The legislation will also bar evictions of tenants from their homes during the pandemic and is expected to be passed at Holyrood tomorrow.
Constitution Secretary Michael Russell today said the measures in the Coronavirus (Scotland) Bill won't be in place any longer than necessary.
"The Bill has quite a number of provisions in it," Mr Russell said during Scottish Government's daily Coronavirus update in Edinburgh.
"For many people the provision that means there's no possibility of people not being evicted for not paying rent is central to the Bill. People require to be safe in their homes.
“The bill also deals with a range of issues in the criminal justice system where it absolutely essential that we have the provisions necessary to continue the administration of justice.
"And the Bill tackles some relatively small but important issues where we have to ensure that the business of Government continues even if people cannot meet and cannot meet together to do certain things."
It is expected that the emergency legislation will be passed at all three stages in a single day at Holyrood tomorrow.
Further emergency legislation is likely to be published in the coming weeks, Mr Russell added. The emergency legislation is renewable only twice at six monthly intervals, but Mr Russell said today this will not happen unless it is needed.
"We want to make sure they are no longer in place just at the moment they are not needed - they are needed now," he added.
The measures will include a new power to allow for judge-only trials in the most serious cases like murder and homicide.
A power to release some prisoners will also be included.
First Minister Nicola Sturgeon said she does not have concerns that criminal trials taking place without juries will lead to miscarriages of justice and insisted that power to release prisoners early will only be used as a last resort.
Constitution minister Michael Russell says prison governors will not release anyone who poses an immediate risk, with those convicted of sexual offences among the category of prisoner who will not be freed.

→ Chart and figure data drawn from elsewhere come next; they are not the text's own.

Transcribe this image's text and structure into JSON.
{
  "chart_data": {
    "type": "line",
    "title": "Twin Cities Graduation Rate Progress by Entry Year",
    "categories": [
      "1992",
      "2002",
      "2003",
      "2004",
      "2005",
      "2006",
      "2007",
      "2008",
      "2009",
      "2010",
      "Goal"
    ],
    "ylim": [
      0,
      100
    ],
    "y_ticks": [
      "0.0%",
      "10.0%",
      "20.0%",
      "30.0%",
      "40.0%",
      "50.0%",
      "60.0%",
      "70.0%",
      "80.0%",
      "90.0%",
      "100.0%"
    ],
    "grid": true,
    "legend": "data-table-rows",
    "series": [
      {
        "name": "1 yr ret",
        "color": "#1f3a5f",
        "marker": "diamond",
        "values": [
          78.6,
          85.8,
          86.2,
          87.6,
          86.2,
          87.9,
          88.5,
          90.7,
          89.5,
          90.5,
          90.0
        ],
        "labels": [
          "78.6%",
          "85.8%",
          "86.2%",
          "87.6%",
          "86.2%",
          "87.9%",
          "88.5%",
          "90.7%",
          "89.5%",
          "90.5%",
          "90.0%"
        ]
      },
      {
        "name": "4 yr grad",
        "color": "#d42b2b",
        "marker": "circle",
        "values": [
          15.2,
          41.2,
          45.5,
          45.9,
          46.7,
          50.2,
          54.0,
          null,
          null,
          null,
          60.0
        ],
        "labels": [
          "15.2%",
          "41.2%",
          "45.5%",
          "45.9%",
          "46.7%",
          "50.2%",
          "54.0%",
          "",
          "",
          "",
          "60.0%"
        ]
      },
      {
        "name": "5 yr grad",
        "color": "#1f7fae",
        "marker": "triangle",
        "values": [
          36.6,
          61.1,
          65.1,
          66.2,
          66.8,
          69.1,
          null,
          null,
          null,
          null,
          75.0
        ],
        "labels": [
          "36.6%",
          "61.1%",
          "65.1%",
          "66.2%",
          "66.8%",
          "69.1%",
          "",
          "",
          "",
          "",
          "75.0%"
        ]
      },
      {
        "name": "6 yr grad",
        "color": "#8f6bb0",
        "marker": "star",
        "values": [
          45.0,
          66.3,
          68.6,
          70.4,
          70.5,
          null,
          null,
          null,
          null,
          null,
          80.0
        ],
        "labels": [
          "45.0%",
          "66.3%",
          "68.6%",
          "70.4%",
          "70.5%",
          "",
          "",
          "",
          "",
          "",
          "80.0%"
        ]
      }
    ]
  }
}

He insisted there are strong “safeguards” and the power can't be used without regulations.
"The power has to be there in case it is needed," he added.
There will also be other adjustments to criminal procedure, family law and civil justice to allow many hearings to take place remotely.
Across the public sector, there are changes to the deadlines involved in planning and local authority licensing to reflect the fact that much of that business has been suspended and construction slowed due to the impact of COVID-19. Public bodies will also be allowed to simplify the ways in which they report their activities, including publishing information online for a temporary period.
To protect private and social sector tenants from eviction, the minimum notice period for tenants is being increased to up to six months giving people peace of mind that their accommodation is secure.